Another interesting landmark is the Boston-based Cambridge Innovation Center (CIC) founded in 1999 and located in Kendall Square. This houses more than 1,000 companies in close to 50,000 square metres of premium office and co-working space across eight facilities, including its most recent expansion in St. Louis, Missouri and now Miami. A number of high-¬profile companies know their baptism at CIC – including HubSpot, which now employs over 1,100 people, and raised $125 million through its IPO last October, and Greatpoint Energy, which several years ago announced a $1.25 billion deal to build reactors in China.
Additionally, Android co¬-founder Rich Miner built his unique Google Android software. Rich established Google’s New England headquarters there. CIC also has a non-profit sister, the Venture Cafe Foundation (this provides a Forum for venture capitalists to scout and help fund new talent).
What is so special about CIC? The answer is that as an innovation hub it succeeded to attract world class start-ups which proved very supportive for the US economy through the generation of premium jobs and its high value added inventions. The motto at CIC is to create a relaxed yet professional environment in an area where talent seems to congregate and flourish. Having toured some of its offices and laboratories, staff from PKF were impressed by the number of dedicated entrepreneurs who work hard to seek the proverbial Alchemist Stone.
CIC offers a number of user options and caters for different applicant types starting from single user, or a founder with some employees or a company with 200 people.
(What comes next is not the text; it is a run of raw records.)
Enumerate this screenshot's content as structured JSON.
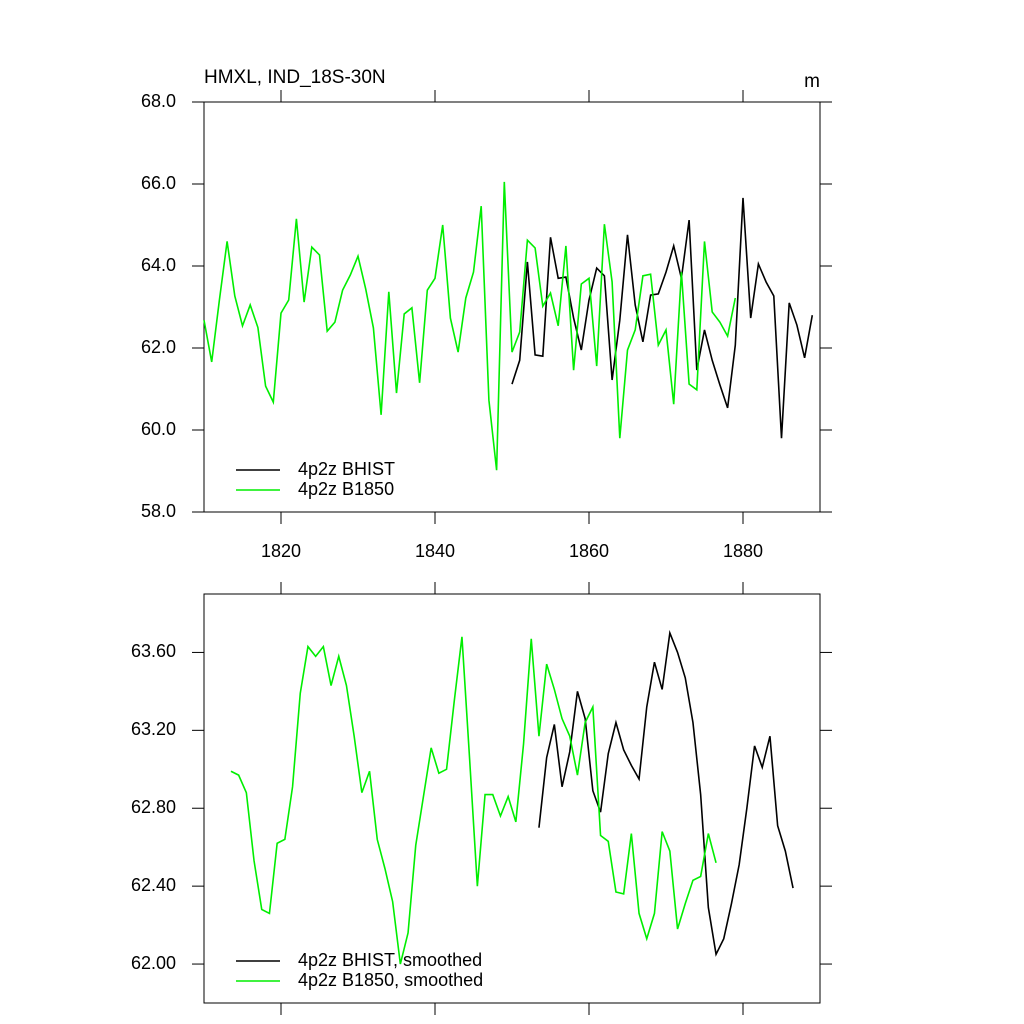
{
  "chart_data": [
    {
      "type": "line",
      "title": "HMXL, IND_18S-30N",
      "units": "m",
      "xlim": [
        1810,
        1890
      ],
      "xticks": [
        1820,
        1840,
        1860,
        1880
      ],
      "show_xtick_labels": true,
      "ylim": [
        58,
        68
      ],
      "yticks": [
        {
          "value": 58,
          "label": "58.0"
        },
        {
          "value": 60,
          "label": "60.0"
        },
        {
          "value": 62,
          "label": "62.0"
        },
        {
          "value": 64,
          "label": "64.0"
        },
        {
          "value": 66,
          "label": "66.0"
        },
        {
          "value": 68,
          "label": "68.0"
        }
      ],
      "legend": "lower left",
      "series": [
        {
          "name": "4p2z BHIST",
          "color": "#000000",
          "x": [
            1850,
            1851,
            1852,
            1853,
            1854,
            1855,
            1856,
            1857,
            1858,
            1859,
            1860,
            1861,
            1862,
            1863,
            1864,
            1865,
            1866,
            1867,
            1868,
            1869,
            1870,
            1871,
            1872,
            1873,
            1874,
            1875,
            1876,
            1877,
            1878,
            1879,
            1880,
            1881,
            1882,
            1883,
            1884,
            1885,
            1886,
            1887,
            1888,
            1889
          ],
          "values": [
            61.12,
            61.7,
            64.1,
            61.83,
            61.8,
            64.7,
            63.7,
            63.73,
            62.73,
            61.95,
            63.17,
            63.95,
            63.76,
            61.22,
            62.68,
            64.76,
            63.05,
            62.15,
            63.29,
            63.32,
            63.85,
            64.49,
            63.7,
            65.12,
            61.46,
            62.44,
            61.7,
            61.1,
            60.54,
            62.07,
            65.66,
            62.73,
            64.05,
            63.61,
            63.27,
            59.8,
            63.1,
            62.56,
            61.76,
            62.8
          ]
        },
        {
          "name": "4p2z B1850",
          "color": "#00ee00",
          "x": [
            1810,
            1811,
            1812,
            1813,
            1814,
            1815,
            1816,
            1817,
            1818,
            1819,
            1820,
            1821,
            1822,
            1823,
            1824,
            1825,
            1826,
            1827,
            1828,
            1829,
            1830,
            1831,
            1832,
            1833,
            1834,
            1835,
            1836,
            1837,
            1838,
            1839,
            1840,
            1841,
            1842,
            1843,
            1844,
            1845,
            1846,
            1847,
            1848,
            1849,
            1850,
            1851,
            1852,
            1853,
            1854,
            1855,
            1856,
            1857,
            1858,
            1859,
            1860,
            1861,
            1862,
            1863,
            1864,
            1865,
            1866,
            1867,
            1868,
            1869,
            1870,
            1871,
            1872,
            1873,
            1874,
            1875,
            1876,
            1877,
            1878,
            1879
          ],
          "values": [
            62.68,
            61.66,
            63.17,
            64.6,
            63.27,
            62.54,
            63.05,
            62.5,
            61.07,
            60.68,
            62.85,
            63.17,
            65.15,
            63.12,
            64.46,
            64.27,
            62.41,
            62.63,
            63.41,
            63.78,
            64.24,
            63.44,
            62.49,
            60.37,
            63.37,
            60.9,
            62.83,
            62.98,
            61.15,
            63.41,
            63.7,
            65.0,
            62.73,
            61.9,
            63.22,
            63.85,
            65.46,
            60.73,
            59.02,
            66.05,
            61.9,
            62.39,
            64.63,
            64.44,
            63.02,
            63.34,
            62.54,
            64.49,
            61.46,
            63.56,
            63.7,
            61.56,
            65.02,
            63.61,
            59.8,
            61.95,
            62.44,
            63.76,
            63.8,
            62.07,
            62.44,
            60.63,
            63.85,
            61.12,
            60.98,
            64.6,
            62.88,
            62.63,
            62.29,
            63.22
          ]
        }
      ]
    },
    {
      "type": "line",
      "xlim": [
        1810,
        1890
      ],
      "xticks": [
        1820,
        1840,
        1860,
        1880
      ],
      "show_xtick_labels": false,
      "ylim": [
        61.8,
        63.9
      ],
      "yticks": [
        {
          "value": 62,
          "label": "62.00"
        },
        {
          "value": 62.4,
          "label": "62.40"
        },
        {
          "value": 62.8,
          "label": "62.80"
        },
        {
          "value": 63.2,
          "label": "63.20"
        },
        {
          "value": 63.6,
          "label": "63.60"
        }
      ],
      "legend": "lower left",
      "series": [
        {
          "name": "4p2z BHIST, smoothed",
          "color": "#000000",
          "x": [
            1853.5,
            1854.5,
            1855.5,
            1856.5,
            1857.5,
            1858.5,
            1859.5,
            1860.5,
            1861.5,
            1862.5,
            1863.5,
            1864.5,
            1865.5,
            1866.5,
            1867.5,
            1868.5,
            1869.5,
            1870.5,
            1871.5,
            1872.5,
            1873.5,
            1874.5,
            1875.5,
            1876.5,
            1877.5,
            1878.5,
            1879.5,
            1880.5,
            1881.5,
            1882.5,
            1883.5,
            1884.5,
            1885.5,
            1886.5
          ],
          "values": [
            62.7,
            63.06,
            63.23,
            62.91,
            63.09,
            63.4,
            63.26,
            62.89,
            62.78,
            63.08,
            63.24,
            63.1,
            63.02,
            62.95,
            63.32,
            63.55,
            63.41,
            63.7,
            63.6,
            63.47,
            63.24,
            62.87,
            62.29,
            62.05,
            62.13,
            62.31,
            62.51,
            62.8,
            63.12,
            63.01,
            63.17,
            62.71,
            62.58,
            62.39
          ]
        },
        {
          "name": "4p2z B1850, smoothed",
          "color": "#00ee00",
          "x": [
            1813.5,
            1814.5,
            1815.5,
            1816.5,
            1817.5,
            1818.5,
            1819.5,
            1820.5,
            1821.5,
            1822.5,
            1823.5,
            1824.5,
            1825.5,
            1826.5,
            1827.5,
            1828.5,
            1829.5,
            1830.5,
            1831.5,
            1832.5,
            1833.5,
            1834.5,
            1835.5,
            1836.5,
            1837.5,
            1838.5,
            1839.5,
            1840.5,
            1841.5,
            1842.5,
            1843.5,
            1844.5,
            1845.5,
            1846.5,
            1847.5,
            1848.5,
            1849.5,
            1850.5,
            1851.5,
            1852.5,
            1853.5,
            1854.5,
            1855.5,
            1856.5,
            1857.5,
            1858.5,
            1859.5,
            1860.5,
            1861.5,
            1862.5,
            1863.5,
            1864.5,
            1865.5,
            1866.5,
            1867.5,
            1868.5,
            1869.5,
            1870.5,
            1871.5,
            1872.5,
            1873.5,
            1874.5,
            1875.5,
            1876.5
          ],
          "values": [
            62.99,
            62.97,
            62.88,
            62.53,
            62.28,
            62.26,
            62.62,
            62.64,
            62.91,
            63.39,
            63.63,
            63.58,
            63.63,
            63.43,
            63.58,
            63.43,
            63.17,
            62.88,
            62.99,
            62.64,
            62.49,
            62.32,
            62.0,
            62.16,
            62.61,
            62.86,
            63.11,
            62.98,
            63.0,
            63.35,
            63.68,
            63.05,
            62.4,
            62.87,
            62.87,
            62.76,
            62.86,
            62.73,
            63.13,
            63.67,
            63.17,
            63.54,
            63.41,
            63.26,
            63.17,
            62.97,
            63.24,
            63.32,
            62.66,
            62.63,
            62.37,
            62.36,
            62.67,
            62.26,
            62.13,
            62.26,
            62.68,
            62.58,
            62.18,
            62.31,
            62.43,
            62.45,
            62.67,
            62.52
          ]
        }
      ]
    }
  ]
}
The founder of CIC recently finalised a deal to open another start-up hub in Rotterdam, the Netherlands – the first of its kind outside of the US. The Centre will house 550 innovative companies and build upon CIC’s international community of entrepreneurs, investors, and established businesses.
Rotterdam was chosen as an ideal location. Empirical studies indicate it is a city situated in a very central location just one hour’s flight south of Amsterdam, a “footstep” away from the Belgian border and really close to other European hubs like London, Paris or Cologne. Like Malta, the Dutch population are fluent in English and pride themselves to be a melting pot of different cultures. The ambition of Tim Rowe, the founder of CIC, is to bridge across continents and in a quest to fuse innovation outside USA starting in Europe.
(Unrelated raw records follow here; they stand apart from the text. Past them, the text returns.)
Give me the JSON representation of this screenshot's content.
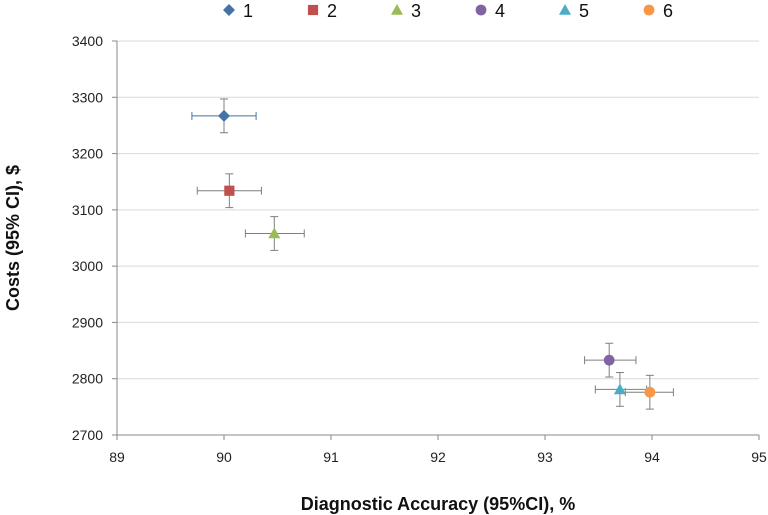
{
  "chart_data": {
    "type": "scatter",
    "title": "",
    "xlabel": "Diagnostic Accuracy (95%CI), %",
    "ylabel": "Costs (95% CI), $",
    "xlim": [
      89,
      95
    ],
    "ylim": [
      2700,
      3400
    ],
    "xticks": [
      "89",
      "90",
      "91",
      "92",
      "93",
      "94",
      "95"
    ],
    "yticks": [
      "2700",
      "2800",
      "2900",
      "3000",
      "3100",
      "3200",
      "3300",
      "3400"
    ],
    "grid": "horizontal",
    "legend_position": "top",
    "series": [
      {
        "name": "1",
        "marker": "diamond",
        "color": "#4572A7",
        "x": 90.0,
        "y": 3267,
        "x_err": [
          89.7,
          90.3
        ],
        "y_err": [
          3237,
          3297
        ]
      },
      {
        "name": "2",
        "marker": "square",
        "color": "#C0504D",
        "x": 90.05,
        "y": 3134,
        "x_err": [
          89.75,
          90.35
        ],
        "y_err": [
          3104,
          3164
        ]
      },
      {
        "name": "3",
        "marker": "triangle",
        "color": "#9BBB59",
        "x": 90.47,
        "y": 3058,
        "x_err": [
          90.2,
          90.75
        ],
        "y_err": [
          3028,
          3088
        ]
      },
      {
        "name": "4",
        "marker": "circle",
        "color": "#8064A2",
        "x": 93.6,
        "y": 2833,
        "x_err": [
          93.37,
          93.85
        ],
        "y_err": [
          2803,
          2863
        ]
      },
      {
        "name": "5",
        "marker": "triangle",
        "color": "#4BACC6",
        "x": 93.7,
        "y": 2781,
        "x_err": [
          93.47,
          93.95
        ],
        "y_err": [
          2751,
          2811
        ]
      },
      {
        "name": "6",
        "marker": "circle",
        "color": "#F79646",
        "x": 93.98,
        "y": 2776,
        "x_err": [
          93.75,
          94.2
        ],
        "y_err": [
          2746,
          2806
        ]
      }
    ]
  }
}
Back to Malta, one can rejoice that the concept of an innovation Centre in Smart City which as stated earlier was a pipe dream 10 years ago, can with some imagination and a suave political foresight be reengineered to house a mini CIC in the centre of the Mediterranean. As a minimum, our future economy can aspire to welcome a number of major R&D private sector companies and no doubt will complement the active Life Sciences block – now with a respectable number of quality tenants. Only so can we attract international business to exploit top end R&D and with government support lead to the attraction of international talent.
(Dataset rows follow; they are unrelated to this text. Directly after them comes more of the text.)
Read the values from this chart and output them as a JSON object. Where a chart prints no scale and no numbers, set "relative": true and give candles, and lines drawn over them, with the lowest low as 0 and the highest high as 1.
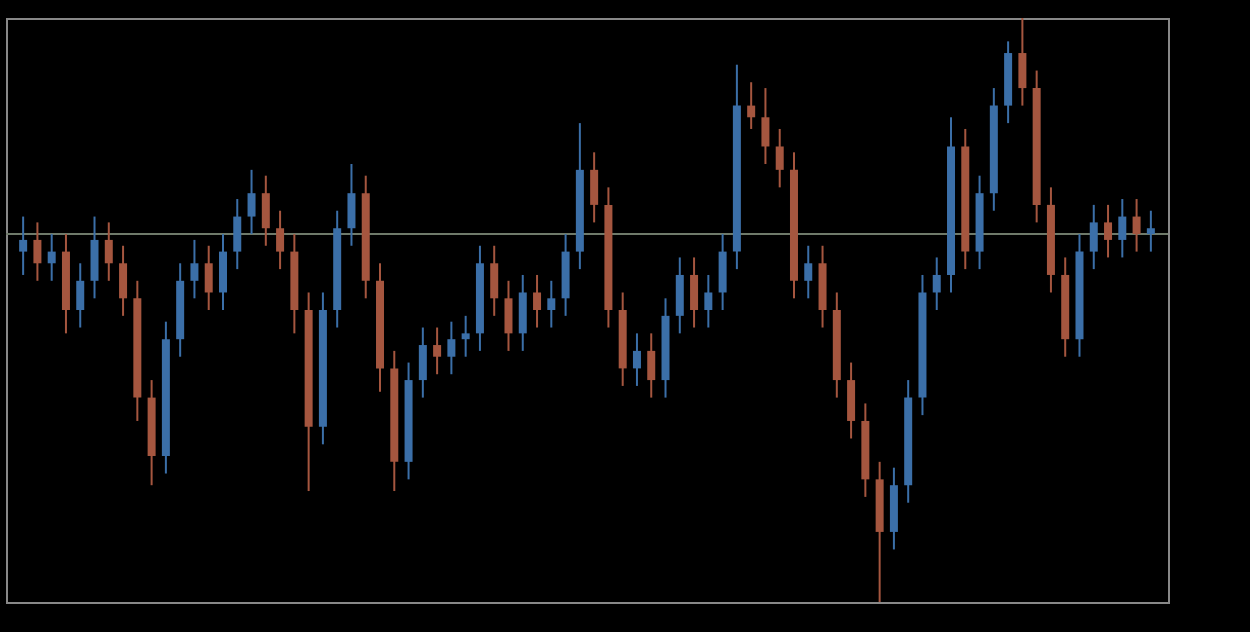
{
  "chart_data": {
    "type": "candlestick",
    "relative": true,
    "categories": [
      null,
      null,
      null,
      null,
      null,
      null,
      null,
      null,
      null,
      null,
      null,
      null,
      null,
      null,
      null,
      null,
      null,
      null,
      null,
      null,
      null,
      null,
      null,
      null,
      null,
      null,
      null,
      null,
      null,
      null,
      null,
      null,
      null,
      null,
      null,
      null,
      null,
      null,
      null,
      null,
      null,
      null,
      null,
      null,
      null,
      null,
      null,
      null,
      null,
      null,
      null,
      null,
      null,
      null,
      null,
      null,
      null,
      null,
      null,
      null,
      null,
      null,
      null,
      null,
      null,
      null,
      null,
      null,
      null,
      null,
      null,
      null,
      null,
      null,
      null,
      null,
      null,
      null,
      null,
      null
    ],
    "ohlc": [
      [
        0.6,
        0.66,
        0.56,
        0.62
      ],
      [
        0.62,
        0.65,
        0.55,
        0.58
      ],
      [
        0.58,
        0.63,
        0.55,
        0.6
      ],
      [
        0.6,
        0.63,
        0.46,
        0.5
      ],
      [
        0.5,
        0.58,
        0.47,
        0.55
      ],
      [
        0.55,
        0.66,
        0.52,
        0.62
      ],
      [
        0.62,
        0.65,
        0.55,
        0.58
      ],
      [
        0.58,
        0.61,
        0.49,
        0.52
      ],
      [
        0.52,
        0.55,
        0.31,
        0.35
      ],
      [
        0.35,
        0.38,
        0.2,
        0.25
      ],
      [
        0.25,
        0.48,
        0.22,
        0.45
      ],
      [
        0.45,
        0.58,
        0.42,
        0.55
      ],
      [
        0.55,
        0.62,
        0.52,
        0.58
      ],
      [
        0.58,
        0.61,
        0.5,
        0.53
      ],
      [
        0.53,
        0.63,
        0.5,
        0.6
      ],
      [
        0.6,
        0.69,
        0.57,
        0.66
      ],
      [
        0.66,
        0.74,
        0.63,
        0.7
      ],
      [
        0.7,
        0.73,
        0.61,
        0.64
      ],
      [
        0.64,
        0.67,
        0.57,
        0.6
      ],
      [
        0.6,
        0.63,
        0.46,
        0.5
      ],
      [
        0.5,
        0.53,
        0.19,
        0.3
      ],
      [
        0.3,
        0.53,
        0.27,
        0.5
      ],
      [
        0.5,
        0.67,
        0.47,
        0.64
      ],
      [
        0.64,
        0.75,
        0.61,
        0.7
      ],
      [
        0.7,
        0.73,
        0.52,
        0.55
      ],
      [
        0.55,
        0.58,
        0.36,
        0.4
      ],
      [
        0.4,
        0.43,
        0.19,
        0.24
      ],
      [
        0.24,
        0.41,
        0.21,
        0.38
      ],
      [
        0.38,
        0.47,
        0.35,
        0.44
      ],
      [
        0.44,
        0.47,
        0.39,
        0.42
      ],
      [
        0.42,
        0.48,
        0.39,
        0.45
      ],
      [
        0.45,
        0.49,
        0.42,
        0.46
      ],
      [
        0.46,
        0.61,
        0.43,
        0.58
      ],
      [
        0.58,
        0.61,
        0.49,
        0.52
      ],
      [
        0.52,
        0.55,
        0.43,
        0.46
      ],
      [
        0.46,
        0.56,
        0.43,
        0.53
      ],
      [
        0.53,
        0.56,
        0.47,
        0.5
      ],
      [
        0.5,
        0.55,
        0.47,
        0.52
      ],
      [
        0.52,
        0.63,
        0.49,
        0.6
      ],
      [
        0.6,
        0.82,
        0.57,
        0.74
      ],
      [
        0.74,
        0.77,
        0.65,
        0.68
      ],
      [
        0.68,
        0.71,
        0.47,
        0.5
      ],
      [
        0.5,
        0.53,
        0.37,
        0.4
      ],
      [
        0.4,
        0.46,
        0.37,
        0.43
      ],
      [
        0.43,
        0.46,
        0.35,
        0.38
      ],
      [
        0.38,
        0.52,
        0.35,
        0.49
      ],
      [
        0.49,
        0.59,
        0.46,
        0.56
      ],
      [
        0.56,
        0.59,
        0.47,
        0.5
      ],
      [
        0.5,
        0.56,
        0.47,
        0.53
      ],
      [
        0.53,
        0.63,
        0.5,
        0.6
      ],
      [
        0.6,
        0.92,
        0.57,
        0.85
      ],
      [
        0.85,
        0.89,
        0.81,
        0.83
      ],
      [
        0.83,
        0.88,
        0.75,
        0.78
      ],
      [
        0.78,
        0.81,
        0.71,
        0.74
      ],
      [
        0.74,
        0.77,
        0.52,
        0.55
      ],
      [
        0.55,
        0.61,
        0.52,
        0.58
      ],
      [
        0.58,
        0.61,
        0.47,
        0.5
      ],
      [
        0.5,
        0.53,
        0.35,
        0.38
      ],
      [
        0.38,
        0.41,
        0.28,
        0.31
      ],
      [
        0.31,
        0.34,
        0.18,
        0.21
      ],
      [
        0.21,
        0.24,
        0.0,
        0.12
      ],
      [
        0.12,
        0.23,
        0.09,
        0.2
      ],
      [
        0.2,
        0.38,
        0.17,
        0.35
      ],
      [
        0.35,
        0.56,
        0.32,
        0.53
      ],
      [
        0.53,
        0.59,
        0.5,
        0.56
      ],
      [
        0.56,
        0.83,
        0.53,
        0.78
      ],
      [
        0.78,
        0.81,
        0.57,
        0.6
      ],
      [
        0.6,
        0.73,
        0.57,
        0.7
      ],
      [
        0.7,
        0.88,
        0.67,
        0.85
      ],
      [
        0.85,
        0.96,
        0.82,
        0.94
      ],
      [
        0.94,
        1.0,
        0.85,
        0.88
      ],
      [
        0.88,
        0.91,
        0.65,
        0.68
      ],
      [
        0.68,
        0.71,
        0.53,
        0.56
      ],
      [
        0.56,
        0.59,
        0.42,
        0.45
      ],
      [
        0.45,
        0.63,
        0.42,
        0.6
      ],
      [
        0.6,
        0.68,
        0.57,
        0.65
      ],
      [
        0.65,
        0.68,
        0.59,
        0.62
      ],
      [
        0.62,
        0.69,
        0.59,
        0.66
      ],
      [
        0.66,
        0.69,
        0.6,
        0.63
      ],
      [
        0.63,
        0.67,
        0.6,
        0.64
      ]
    ],
    "ref_lines": [
      {
        "axis": "y",
        "value": 0.63,
        "color": "#6f7a6a"
      }
    ],
    "grid": false
  }
}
It is not an easy journey and many countries want to emulate the commercial success of Boston, New York and Silicon Valley over the past 50 years. Can our country, albeit small and lacking indigenous materials, rise to the occasion and surf gloriously over this tide of opportunity? No doubt it will cement the collective faculties of our universities, technical institutes and medical schools to produce cutting edge research particularly in ecology, nanotechnology and bioscience products. Embarking on this ambitious roadmap will shine a light to guide us on a dark journey at the end of which we can be able to secure GDP growth and improve our competitiveness level.